De la sorte, le temps qu’ils aillent vérifier, ça nous fera un bout de moment de répit.

— Eh bien ! nous allons voir ! tranche Quincy. En attendant vous allez descendre au sépulcre, mes chers amis ! Si vous avez dit vrai nous tiendrons parole ! Si vous avez menti… (il rit) nous tiendrons parole également !

Sur ce, les deux bonshommes nous halent sur l’herbe mouillée par la rosée.

Ils commencent par charrier Belloise. Mon pauvre Riri essaie de se démener, mais Ray (calcitrant) lui tire son shoot favori dans les côtelettes et, le souffle coupé, le malfrat se tait. Pendant qu’ils s’éloignent, Béru se met à mugir « au secours » de sa voix conçue pour vendre du poisson à la criée. Miss Éva s’approche de lui et lui cloque un coup de crosse de son outil sur le front.
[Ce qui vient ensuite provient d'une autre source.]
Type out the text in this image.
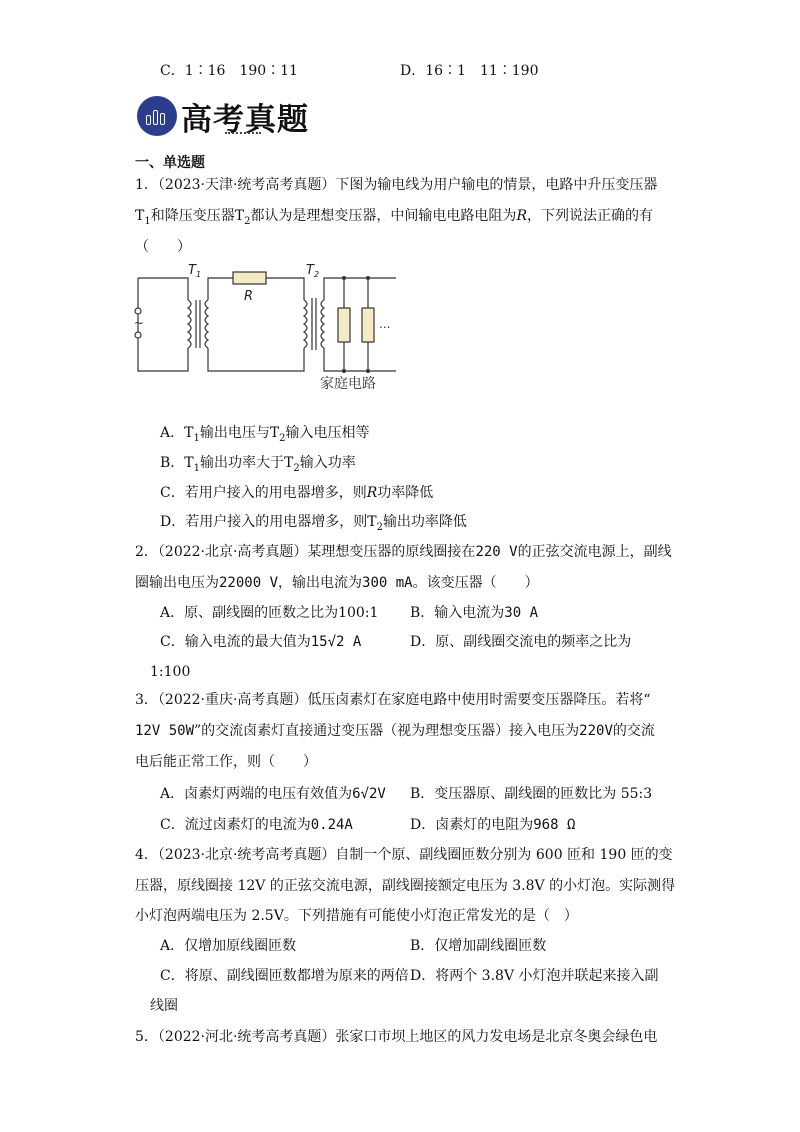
C．1∶16　190∶11	D．16∶1　11∶190
高考真题
一、单选题
1．（2023·天津·统考高考真题）下图为输电线为用户输电的情景，电路中升压变压器
$T_1$和降压变压器$T_2$都认为是理想变压器，中间输电电路电阻为R，下列说法正确的有
（　　）
~
$T_1$
R
$T_2$
...
家庭电路
A．$T_1$输出电压与$T_2$输入电压相等
B．$T_1$输出功率大于$T_2$输入功率
C．若用户接入的用电器增多，则R功率降低
D．若用户接入的用电器增多，则$T_2$输出功率降低
2．（2022·北京·高考真题）某理想变压器的原线圈接在220 V的正弦交流电源上，副线
圈输出电压为22000 V，输出电流为300 mA。该变压器（　　）
A．原、副线圈的匝数之比为100:1 B．输入电流为30 A
C．输入电流的最大值为15√2 A	D．原、副线圈交流电的频率之比为
1:100
3．（2022·重庆·高考真题）低压卤素灯在家庭电路中使用时需要变压器降压。若将“
12V 50W”的交流卤素灯直接通过变压器（视为理想变压器）接入电压为220V的交流
电后能正常工作，则（　　）
A．卤素灯两端的电压有效值为6√2V B．变压器原、副线圈的匝数比为 55:3
C．流过卤素灯的电流为0.24A	D．卤素灯的电阻为968 Ω
4．（2023·北京·统考高考真题）自制一个原、副线圈匝数分别为 600 匝和 190 匝的变
压器，原线圈接 12V 的正弦交流电源，副线圈接额定电压为 3.8V 的小灯泡。实际测得
小灯泡两端电压为 2.5V。下列措施有可能使小灯泡正常发光的是（　）
A．仅增加原线圈匝数	B．仅增加副线圈匝数
C．将原、副线圈匝数都增为原来的两倍 D．将两个 3.8V 小灯泡并联起来接入副
线圈
5．（2022·河北·统考高考真题）张家口市坝上地区的风力发电场是北京冬奥会绿色电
Silence du Gros. Ce qu’il peut enregistrer comme fêlures, le B.B. ! Sa boîte crânienne doit ressembler à une faïence ancienne. Je l’imagine toute craquelée, pas présentable du tout. Si un jour son squelette finit sa carrière dans une Faculté, les étudiants devront le rafistoler au scotch (d’autant plus que le scotch, ça le connaît, Béru !).